Your candidate outreach has netted some very strong resumes. As you begin the evaluation process, remember that the most skilled candidates are likely to be in the running for positions with other companies. Your goal shouldn't be to simply cut the time you spend on the evaluation process, but instead to make sure that its most time-consuming aspects, such as interviews, are expended only on the best candidates. The more quickly you reach the strongest professionals for the job, the greater your ability to add productive members to your team.

The important thing for small businesses is to have a candidate evaluation action plan in place before resumes begin to arrive.

Following are some general guidelines for your evaluation process.

1. Develop an evaluation system that moves top candidates along quickly

Expedite getting in-demand candidates in for interviews and introductions to key members of your team. If you and your team are impressed by their evident fit for the position, and their references are solid, move toward making an offer they can’t refuse.

2. Fine-tune your measurement tools

The evaluation process should include a set of specific criteria to use as the basis for your decisions. Otherwise, you run the risk of making decisions based on factors that may have no bearing on the work skills and personality you need for the position.

Pro tip: If you haven't considered the following four questions, you're not ready to start the applicant evaluation process.

  • What are the prerequisites? These should track with the qualifications listed in the job description, assuming the description is targeted and carefully thought out.
  • What are the special requirements? Think of the unique qualifications your company needs for the position, such as certifications or special education. If you own a public accounting firm, for example, you would most likely consider only applicants with a valid CPA credential.
  • Which attributes are critical? What experience and skill set are necessary to be a top performer in this particular position? If your business depends on telemarketing, for instance, some people will be better than others at engaging the interest of the people they call.
  • What about attitude? What type of demeanor is needed for the role in order for the new employee to be most effective? One example might be their ability to not let repeated sales rejections wear down their stamina. Identify those attributes that you feel will produce superior performance in functions critical to your small business's competitive strength and look for these attributes in prospective employees.
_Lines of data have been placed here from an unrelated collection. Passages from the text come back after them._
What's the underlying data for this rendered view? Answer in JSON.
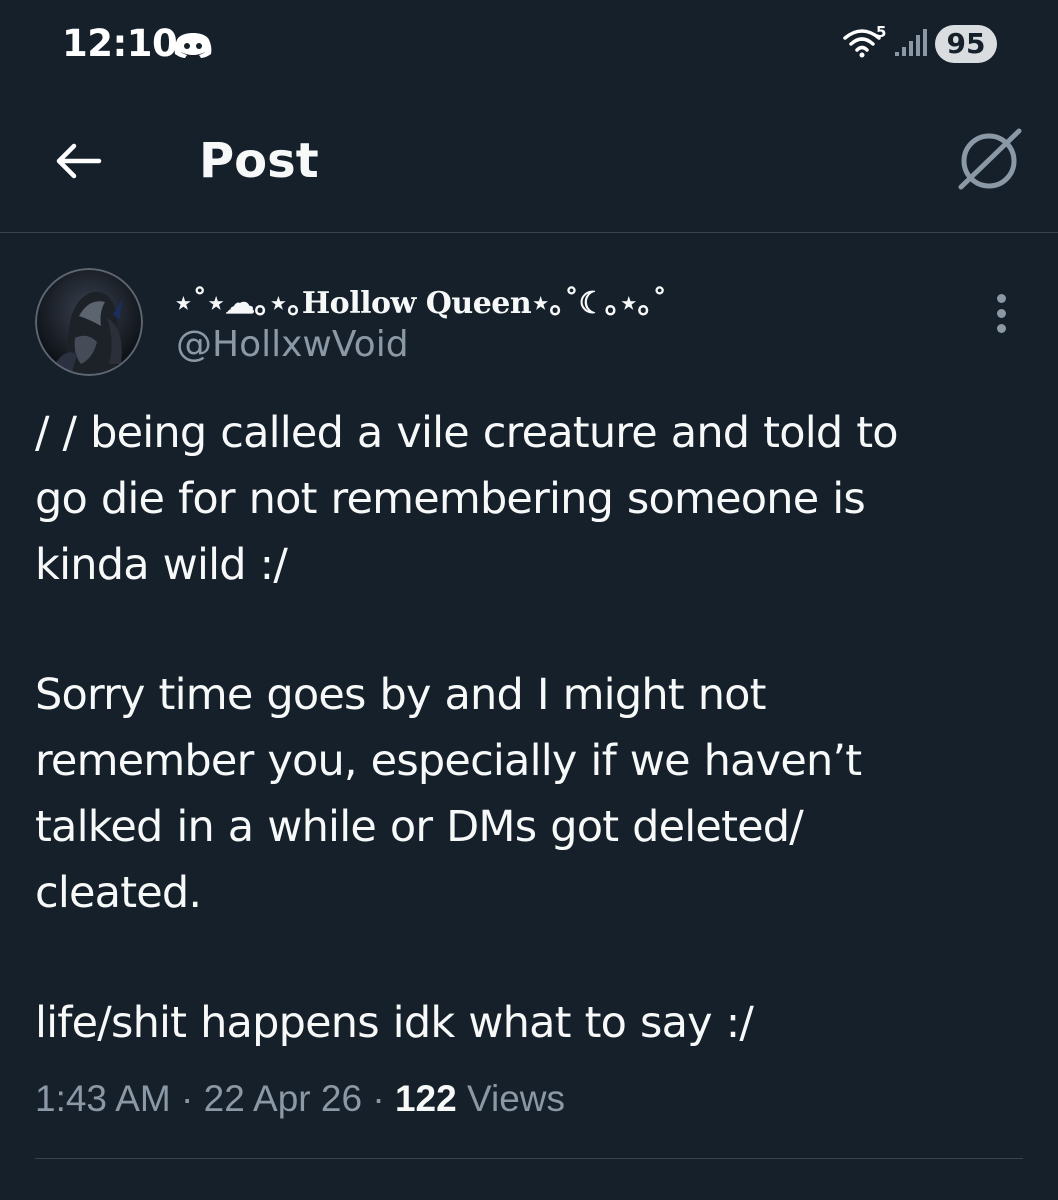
{
  "status_bar": {
    "time": "12:10",
    "wifi_label": "5",
    "battery": "95",
    "icons": [
      "discord-icon",
      "wifi-icon",
      "signal-icon"
    ]
  },
  "header": {
    "title": "Post",
    "back_icon": "arrow-left-icon",
    "right_icon": "grok-icon"
  },
  "post": {
    "display_name": "⋆˚⋆☁︎｡⋆｡Hollow Queen⋆｡˚☾｡⋆｡˚",
    "handle": "@HollxwVoid",
    "text_lines": [
      "/ / being called a vile creature and told to",
      "go die for not remembering someone is",
      "kinda wild :/",
      "Sorry time goes by and I might not",
      "remember you, especially if we haven’t",
      "talked in a while or DMs got deleted/",
      "cleated.",
      "life/shit happens idk what to say :/"
    ],
    "time": "1:43 AM",
    "date": "22 Apr 26",
    "separator": "·",
    "views_count": "122",
    "views_label": "Views"
  },
  "colors": {
    "background": "#15202b",
    "text_primary": "#f7f9f9",
    "text_secondary": "#8b98a5",
    "divider": "#38444d"
  }
}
3. Narrow the list of applicants

Here's a basic overview of the evaluation process when reviewing resumes and considering top candidates:

  • Scan resumes first for basic qualifications. If you do a good job of communicating the job's qualifications to your recruiter or in your posting, you shouldn't get too many responses from unqualified candidates. For example, if you're seeking to hire a medical technician who will be working on equipment that requires a license, eliminate applicants without this license.
  • Look for more specific criteria. After you eliminate unqualified candidates, focus on more specific hiring criteria, such as strong organizational skills, supervisory experience or a good driving record. The more detailed candidates are in their descriptions of their responsibilities and accomplishments in previous jobs, the more reliable (as a rule) the information is.
  • Consider career trajectory. The applicant’s work history should show a steady progression into greater responsibility and more important positions. But don’t go by job titles alone; look at what the candidate actually did and what skills she acquired. Assess how important the work was to the company involved.
  • Identify top candidates. At this point, you probably want to separate the wheat from the chaff, which means establishing a separate file for each of the applicants who pass the initial evaluation.
  • Narrow your list further. Your next move depends on how many applicants remain. If you have only a few, you may want to invite them all to come in for an interview. If you have more applicants than you can handle, consider adding yet another evaluating tool. Many hiring managers find that a phone conversation is very helpful at this stage.
  • Consider an aptitude test. If used correctly and in the right situations, a pre-employment test can help you evaluate job candidates objectively for basic skills (such as software proficiency), assess acquired knowledge and qualifications, and gauge aptitude for certain jobs.